In a triangle $\triangle ABC$ the medians $AM$ And $CN$ to the sides $BC$ and $AB$ respectively,
intersects at the point $O$.
Let $P$ be the the midpoint of the side $AC$ and let $MP$ intersects $CN$ at $Q$.

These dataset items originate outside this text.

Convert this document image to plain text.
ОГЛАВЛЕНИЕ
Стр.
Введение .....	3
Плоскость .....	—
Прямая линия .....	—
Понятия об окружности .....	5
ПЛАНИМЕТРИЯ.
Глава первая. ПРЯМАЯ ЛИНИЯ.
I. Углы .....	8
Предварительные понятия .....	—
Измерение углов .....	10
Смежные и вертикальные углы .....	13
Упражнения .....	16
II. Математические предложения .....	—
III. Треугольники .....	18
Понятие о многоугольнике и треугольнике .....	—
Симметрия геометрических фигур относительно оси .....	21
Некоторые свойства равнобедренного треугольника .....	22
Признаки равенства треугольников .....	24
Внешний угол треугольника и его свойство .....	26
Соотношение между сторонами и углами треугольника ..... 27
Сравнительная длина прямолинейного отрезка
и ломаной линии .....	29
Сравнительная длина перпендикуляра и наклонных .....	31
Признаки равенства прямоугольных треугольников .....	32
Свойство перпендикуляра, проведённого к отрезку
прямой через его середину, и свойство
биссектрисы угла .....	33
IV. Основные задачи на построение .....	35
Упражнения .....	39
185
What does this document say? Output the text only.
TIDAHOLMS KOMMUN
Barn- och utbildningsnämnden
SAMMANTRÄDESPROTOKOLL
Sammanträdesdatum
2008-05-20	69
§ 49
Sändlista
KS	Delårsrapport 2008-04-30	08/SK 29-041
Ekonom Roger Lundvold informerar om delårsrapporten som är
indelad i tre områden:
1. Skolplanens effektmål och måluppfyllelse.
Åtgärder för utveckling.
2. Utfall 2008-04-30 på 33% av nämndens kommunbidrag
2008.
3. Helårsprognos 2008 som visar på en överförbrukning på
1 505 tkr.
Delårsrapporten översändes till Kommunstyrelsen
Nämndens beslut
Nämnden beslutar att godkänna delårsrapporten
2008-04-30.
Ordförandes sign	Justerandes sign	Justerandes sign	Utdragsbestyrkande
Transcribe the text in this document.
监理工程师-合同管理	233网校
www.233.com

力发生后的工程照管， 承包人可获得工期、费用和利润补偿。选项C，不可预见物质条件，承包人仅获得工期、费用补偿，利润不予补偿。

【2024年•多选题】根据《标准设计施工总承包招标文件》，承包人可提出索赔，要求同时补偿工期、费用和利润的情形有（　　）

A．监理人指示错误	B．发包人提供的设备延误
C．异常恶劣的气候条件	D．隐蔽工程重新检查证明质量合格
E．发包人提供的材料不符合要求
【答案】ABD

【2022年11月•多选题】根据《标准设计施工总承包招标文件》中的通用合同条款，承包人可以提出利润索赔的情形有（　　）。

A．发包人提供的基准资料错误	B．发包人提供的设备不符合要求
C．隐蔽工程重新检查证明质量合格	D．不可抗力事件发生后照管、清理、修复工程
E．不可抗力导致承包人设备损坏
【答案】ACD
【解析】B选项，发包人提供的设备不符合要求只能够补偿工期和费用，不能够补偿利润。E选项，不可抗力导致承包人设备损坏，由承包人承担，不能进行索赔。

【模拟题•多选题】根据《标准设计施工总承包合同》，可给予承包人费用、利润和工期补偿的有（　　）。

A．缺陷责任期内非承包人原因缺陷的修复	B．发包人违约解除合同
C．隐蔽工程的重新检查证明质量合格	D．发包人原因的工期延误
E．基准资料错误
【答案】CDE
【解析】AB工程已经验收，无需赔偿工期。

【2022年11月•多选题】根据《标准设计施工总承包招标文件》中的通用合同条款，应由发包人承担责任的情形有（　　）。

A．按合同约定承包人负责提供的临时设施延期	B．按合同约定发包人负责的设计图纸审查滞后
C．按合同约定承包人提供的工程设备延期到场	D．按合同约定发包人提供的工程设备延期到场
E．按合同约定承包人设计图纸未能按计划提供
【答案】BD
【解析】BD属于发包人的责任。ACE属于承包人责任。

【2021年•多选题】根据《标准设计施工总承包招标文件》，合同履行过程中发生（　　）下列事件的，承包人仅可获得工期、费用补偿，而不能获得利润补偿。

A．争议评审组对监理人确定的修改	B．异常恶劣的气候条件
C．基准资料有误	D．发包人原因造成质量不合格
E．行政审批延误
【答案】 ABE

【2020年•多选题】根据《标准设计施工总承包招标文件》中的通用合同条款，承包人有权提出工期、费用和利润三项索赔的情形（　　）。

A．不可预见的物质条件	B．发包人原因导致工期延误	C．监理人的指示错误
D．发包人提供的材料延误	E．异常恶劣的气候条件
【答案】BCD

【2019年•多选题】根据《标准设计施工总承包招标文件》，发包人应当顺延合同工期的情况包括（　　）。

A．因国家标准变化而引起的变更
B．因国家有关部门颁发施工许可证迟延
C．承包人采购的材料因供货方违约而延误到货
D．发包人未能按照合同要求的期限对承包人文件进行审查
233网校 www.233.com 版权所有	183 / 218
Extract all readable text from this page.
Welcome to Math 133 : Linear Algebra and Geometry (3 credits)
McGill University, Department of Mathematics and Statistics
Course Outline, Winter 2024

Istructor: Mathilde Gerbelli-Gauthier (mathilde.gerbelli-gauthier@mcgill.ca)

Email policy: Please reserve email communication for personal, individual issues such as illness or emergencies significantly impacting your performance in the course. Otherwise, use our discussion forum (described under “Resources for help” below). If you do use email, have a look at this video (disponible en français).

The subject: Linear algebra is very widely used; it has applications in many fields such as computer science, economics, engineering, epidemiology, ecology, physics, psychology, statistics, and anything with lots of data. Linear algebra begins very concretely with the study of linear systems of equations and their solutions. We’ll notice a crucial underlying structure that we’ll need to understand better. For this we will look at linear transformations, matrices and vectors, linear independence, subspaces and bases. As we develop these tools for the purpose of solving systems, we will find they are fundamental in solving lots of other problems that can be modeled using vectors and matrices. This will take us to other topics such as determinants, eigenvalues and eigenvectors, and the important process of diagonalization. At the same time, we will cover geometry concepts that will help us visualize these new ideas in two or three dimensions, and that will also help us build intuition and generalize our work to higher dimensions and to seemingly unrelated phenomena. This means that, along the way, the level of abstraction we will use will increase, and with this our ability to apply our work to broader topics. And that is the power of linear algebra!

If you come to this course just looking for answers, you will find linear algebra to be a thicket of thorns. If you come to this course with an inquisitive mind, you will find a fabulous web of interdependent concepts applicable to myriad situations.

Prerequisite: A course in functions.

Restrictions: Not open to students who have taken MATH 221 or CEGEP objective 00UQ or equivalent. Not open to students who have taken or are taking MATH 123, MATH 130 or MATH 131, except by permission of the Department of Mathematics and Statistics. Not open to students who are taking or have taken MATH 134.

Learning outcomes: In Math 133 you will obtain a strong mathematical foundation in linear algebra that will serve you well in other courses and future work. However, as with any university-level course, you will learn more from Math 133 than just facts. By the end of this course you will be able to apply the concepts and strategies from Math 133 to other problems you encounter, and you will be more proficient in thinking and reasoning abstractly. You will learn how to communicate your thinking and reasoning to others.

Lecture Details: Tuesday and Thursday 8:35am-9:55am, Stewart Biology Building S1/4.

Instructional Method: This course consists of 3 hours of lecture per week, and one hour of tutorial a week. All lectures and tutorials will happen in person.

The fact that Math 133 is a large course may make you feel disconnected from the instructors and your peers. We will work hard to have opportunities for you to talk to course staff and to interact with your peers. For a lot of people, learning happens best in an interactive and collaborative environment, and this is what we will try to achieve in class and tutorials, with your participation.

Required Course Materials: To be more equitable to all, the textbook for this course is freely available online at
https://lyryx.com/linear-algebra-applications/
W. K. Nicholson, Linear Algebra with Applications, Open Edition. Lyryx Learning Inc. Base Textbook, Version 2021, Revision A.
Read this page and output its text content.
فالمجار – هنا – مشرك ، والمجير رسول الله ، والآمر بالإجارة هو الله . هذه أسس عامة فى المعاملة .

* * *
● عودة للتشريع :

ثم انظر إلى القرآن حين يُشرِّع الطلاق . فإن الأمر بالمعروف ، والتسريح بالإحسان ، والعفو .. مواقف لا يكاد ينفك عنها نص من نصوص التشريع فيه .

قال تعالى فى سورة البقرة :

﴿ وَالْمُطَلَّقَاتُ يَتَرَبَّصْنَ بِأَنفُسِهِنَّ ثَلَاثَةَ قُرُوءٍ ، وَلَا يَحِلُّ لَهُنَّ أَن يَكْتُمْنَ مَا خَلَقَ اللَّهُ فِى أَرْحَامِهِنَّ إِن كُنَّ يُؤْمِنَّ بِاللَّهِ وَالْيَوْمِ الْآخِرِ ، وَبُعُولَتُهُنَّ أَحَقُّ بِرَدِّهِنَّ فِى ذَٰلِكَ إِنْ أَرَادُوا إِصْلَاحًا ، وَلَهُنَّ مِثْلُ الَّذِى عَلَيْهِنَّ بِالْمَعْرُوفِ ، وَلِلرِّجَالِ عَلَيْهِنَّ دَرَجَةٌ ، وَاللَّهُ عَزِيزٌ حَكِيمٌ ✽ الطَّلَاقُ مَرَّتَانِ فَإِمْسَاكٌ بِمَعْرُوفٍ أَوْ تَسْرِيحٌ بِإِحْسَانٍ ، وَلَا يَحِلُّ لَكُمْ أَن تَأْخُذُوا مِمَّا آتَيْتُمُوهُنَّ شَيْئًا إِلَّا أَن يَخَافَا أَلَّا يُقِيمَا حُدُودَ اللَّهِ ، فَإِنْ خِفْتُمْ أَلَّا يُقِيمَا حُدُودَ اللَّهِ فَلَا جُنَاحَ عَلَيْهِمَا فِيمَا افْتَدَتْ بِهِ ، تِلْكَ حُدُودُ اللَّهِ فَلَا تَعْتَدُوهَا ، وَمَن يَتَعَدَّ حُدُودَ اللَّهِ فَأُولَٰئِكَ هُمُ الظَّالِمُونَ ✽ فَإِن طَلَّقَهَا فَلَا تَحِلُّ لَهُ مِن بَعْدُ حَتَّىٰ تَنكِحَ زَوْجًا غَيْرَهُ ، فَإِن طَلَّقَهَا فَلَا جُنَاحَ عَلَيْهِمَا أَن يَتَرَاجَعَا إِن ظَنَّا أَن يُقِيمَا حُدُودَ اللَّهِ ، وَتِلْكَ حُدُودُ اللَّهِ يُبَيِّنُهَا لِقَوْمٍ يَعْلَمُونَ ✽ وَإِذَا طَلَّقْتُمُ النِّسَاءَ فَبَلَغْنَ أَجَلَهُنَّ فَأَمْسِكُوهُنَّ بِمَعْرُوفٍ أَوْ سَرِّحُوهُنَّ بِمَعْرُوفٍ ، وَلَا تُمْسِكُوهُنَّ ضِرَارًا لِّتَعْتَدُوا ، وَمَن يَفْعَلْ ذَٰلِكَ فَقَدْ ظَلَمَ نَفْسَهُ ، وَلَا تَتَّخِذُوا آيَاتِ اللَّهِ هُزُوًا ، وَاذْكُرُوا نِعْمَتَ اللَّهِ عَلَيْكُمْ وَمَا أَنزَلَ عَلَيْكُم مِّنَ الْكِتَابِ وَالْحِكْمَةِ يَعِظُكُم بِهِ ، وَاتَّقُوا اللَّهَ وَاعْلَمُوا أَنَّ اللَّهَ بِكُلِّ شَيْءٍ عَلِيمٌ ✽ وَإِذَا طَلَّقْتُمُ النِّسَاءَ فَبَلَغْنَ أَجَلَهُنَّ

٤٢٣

If the area of the triangle $\triangle OMQ$ is a 's' square units, then the area of the triangle $\triangle ABC$ is
(a)16s (b) 18s (c) 21s (d)24s
On
There is a short proof using barycentric coordinates (see formula 4 in (http://mathworld.wolfram.com/BarycentricCoordinates.html)):
$$\dfrac{area(OMQ)}{area(ABC)}=\begin{vmatrix}\tfrac{1}{3}&0&\tfrac{1}{4}\\\tfrac{1}{3}&\tfrac{1}{2}&\tfrac{1}{4}\\\tfrac{1}{3}&\tfrac{1}{2}&\tfrac{1}{2}\end{vmatrix}=\frac{1}{24}$$
where the columns of the determinant are the barycentric coordinates of O,M,Q, resp. For example the barycentric coordinates of $O$ are $\tfrac{1}{3},\tfrac{1}{3},\tfrac{1}{3}$ because $O$ can be expressed as $O=\tfrac{1}{3}A+\tfrac{1}{3}B+\tfrac{1}{3}C$. The same for the other two points.
Let $CO\cap AB=\{K\}$ and $KO=2x$.
Hence, $OC=4x$, $KC=6x$, $QC=3x$, which gives $OQ=x$.
Now, since $OQ=\frac{1}{4}OC$, we obtain $S_{\Delta MOC}=4$
and since $OM=\frac{1}{3}AM$, we get $S_{\Delta AMC}=12$ and
since $BM=MC$, we obtain $S_{\Delta ABC}=24$.